SS: When we were researching the idea of censorship for “Sex, Morality and Censorship”, we had a long conversation with the playwright GP Deshpande, and he, in his erudite and deeply thoughtful way, opened up the idea for us. Among the many things he said, one particular thing that stood out for us as practitioners was the difference between censorship by formal institutions of the state, and the informal censorship of society and the mob. In the former, there is the possibility of recourse to appeal against an act of censorship. In the latter there is no such possibility. The (moral) censorship of society is insidious and can only be addressed by a long and consistent process of education, and awareness building. But how does one deal with the censorship of the mob? There is no space for rational discussion. Often there are threats of violence, and the law easily bends itself in the name of averting a ‘law and order situation’, thereby strengthening the attackers rather than the artist. This form of censorship is our biggest challenge today. It is actively encouraged and supported with a view to dismantling processes of law and justice. Then there is the murkiness inherent in this form of attack. Often there are other agendas at play. The attack on a piece of art is not about it having offended sensibilities, but a simple case of extortion. Money changes hands and the attack is withdrawn. This kind of cynicism is extremely damaging to the fabric of society and no words can be too harsh to condemn it. Again the reality is that many artists support the idea of censorship. We face this situation in Maharashtra. The theatre scrutiny board is projected as some kind of enlightened and benevolent protector of public morality!

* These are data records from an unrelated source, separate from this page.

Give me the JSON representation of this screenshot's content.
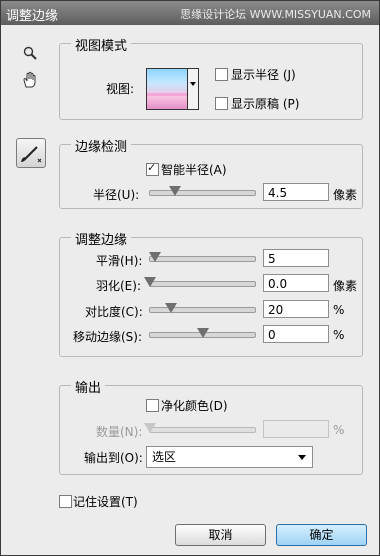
{
  "window": {
    "title": "调整边缘",
    "watermark": "思缘设计论坛 WWW.MISSYUAN.COM"
  },
  "view_mode": {
    "legend": "视图模式",
    "view_label": "视图:",
    "show_radius": {
      "label": "显示半径 (J)",
      "checked": false
    },
    "show_original": {
      "label": "显示原稿 (P)",
      "checked": false
    }
  },
  "edge_detection": {
    "legend": "边缘检测",
    "smart_radius": {
      "label": "智能半径(A)",
      "checked": true
    },
    "radius": {
      "label": "半径(U):",
      "value": "4.5",
      "unit": "像素"
    }
  },
  "adjust_edge": {
    "legend": "调整边缘",
    "smooth": {
      "label": "平滑(H):",
      "value": "5",
      "unit": ""
    },
    "feather": {
      "label": "羽化(E):",
      "value": "0.0",
      "unit": "像素"
    },
    "contrast": {
      "label": "对比度(C):",
      "value": "20",
      "unit": "%"
    },
    "shift_edge": {
      "label": "移动边缘(S):",
      "value": "0",
      "unit": "%"
    }
  },
  "output": {
    "legend": "输出",
    "decontaminate": {
      "label": "净化颜色(D)",
      "checked": false
    },
    "amount": {
      "label": "数量(N):",
      "value": "",
      "unit": "%"
    },
    "output_to": {
      "label": "输出到(O):",
      "value": "选区"
    }
  },
  "remember": {
    "label": "记住设置(T)",
    "checked": false
  },
  "buttons": {
    "cancel": "取消",
    "ok": "确定"
  },
  "sliders": {
    "radius": 0.24,
    "smooth": 0.05,
    "feather": 0.0,
    "contrast": 0.2,
    "shift_edge": 0.5,
    "amount": 0.0
  },
  "icons": [
    "zoom-icon",
    "hand-icon",
    "refine-radius-brush-icon",
    "close-icon"
  ]
}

Historically, theatre practitioners have employed many strategies to get around censorship. Some have to do with their negotiations and engagement with formal institutions. Some are artistic strategies. Some have to do with how they scale their work – which allows them to stay below the radar.
In my own practice, I have seen a relatively liberal phase when it was possible to engage in a public discourse on artistic freedom, and I now see a deeply cynical and intolerant phase in which such an idea has been completely side-lined, and the artistic community is in a state of siege. We have to believe things will change, but only if we survive the moment and find ways to continue to work, without losing our integrity.
GH: The covid pandemic has shown us how important it is to build a sense of community, of solidarity, among cultural practitioners. How do we sustain the efforts that people like you have been involved in? Is there some way we can pressure state institutions to be more supportive?
SS: The pandemic confirmed our worst fears and our belief that state institutions have no real interest in the arts, or artists. The insensitivity to the terrible difficulties faced by artists during the pandemic period is unimaginable. Where some support was given, artists were subject to the worst kind of humiliation and disrespect. One of our premier cultural institutions exhorted artists to celebrate and participate in state sponsored events like Surgical Strike Diwas! All this during the pandemic.
Unless there is space for artists, especially artists who are able to see larger issues beyond their own practice to participate in formal institutions, I think it’s a waste of time trying to work with the state. I understand the argument that these institutions are, by their very public character, obliged to do their duty. But our personal experience of dealing with them has been very poor, and honestly, our time is better spent finding ways to form communities and supporting each other. We have to find, individually and collectively, ways to resist the state’s appropriation of the cultural capital we have built.